Volpi delivered extensive remarks on the gravity of the crisis:
Here's a reminder for those who still don't understand it: The collapse of marriage in Italy, a negative world record, is followed by the continuous decrease in the number of births. ... High marriage rates have marked the reconstruction years [after the Second World War], the economic-miracle years, the years of entrepreneurship, of Italian confidence in the future. ... Marriages indicate how sound or how ill we are. Currently we're more or less in a terminal state. It really wouldn't hurt if the Church, the first one to pay for the consequences in this matter, understood this and actually took action about it.

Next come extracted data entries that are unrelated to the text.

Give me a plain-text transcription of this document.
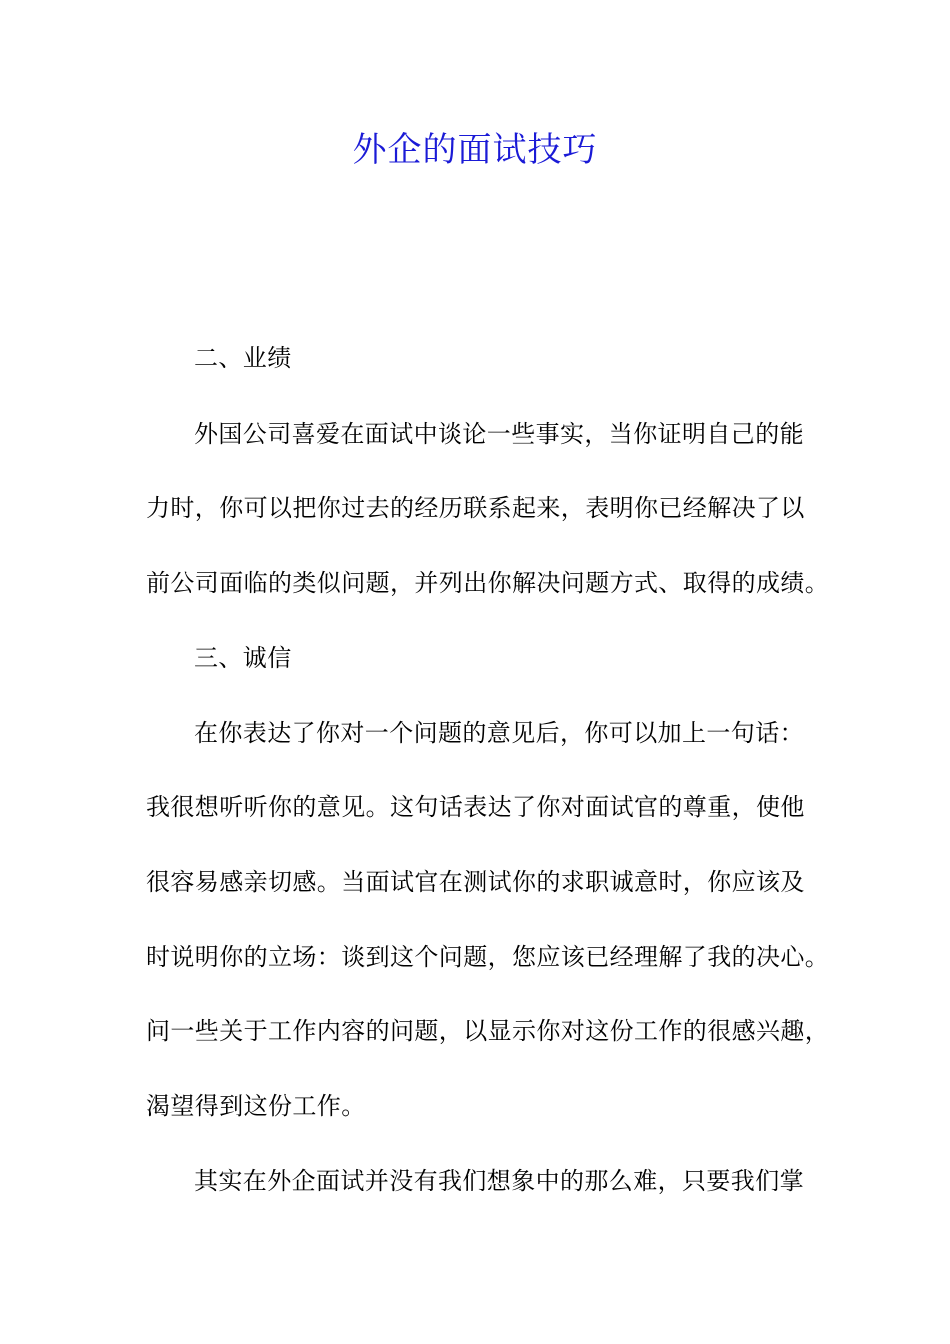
外企的面试技巧
二、业绩
外国公司喜爱在面试中谈论一些事实，当你证明自己的能
力时，你可以把你过去的经历联系起来，表明你已经解决了以
前公司面临的类似问题，并列出你解决问题方式、取得的成绩。
三、诚信
在你表达了你对一个问题的意见后，你可以加上一句话：
我很想听听你的意见。这句话表达了你对面试官的尊重，使他
很容易感亲切感。当面试官在测试你的求职诚意时，你应该及
时说明你的立场：谈到这个问题，您应该已经理解了我的决心。
问一些关于工作内容的问题，以显示你对这份工作的很感兴趣，
渴望得到这份工作。
其实在外企面试并没有我们想象中的那么难，只要我们掌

As previously reported by Church Militant, ISTAT's official numbers revealed that, in 2018, civil marriages outnumbered their sacramental analogues for the very first time. It was also the first time that non-churchgoers outnumbered churchgoers, showing that 2018 marked a historic turning point in religious life in Italy. According to a 2016 prediction, civil marriages would have surpassed religious marriages only in 2020, and the same survey also forecasted 2031 as "year zero" — the point at which no religious marriage will take place in Italy, if the trend isn't reversed. At the time of the study, the tendency registered an average drop of 6,400 religious marriages per year –– seven times less than the loss registered in the second semester of 2020 alone.
As pinpointed by Avvenire, the Italian bishops' conference newspaper, "All the pandemic has really done was to drastically accelerate a trend consolidated in the last decades. ... And those who should've intervened haven't done it."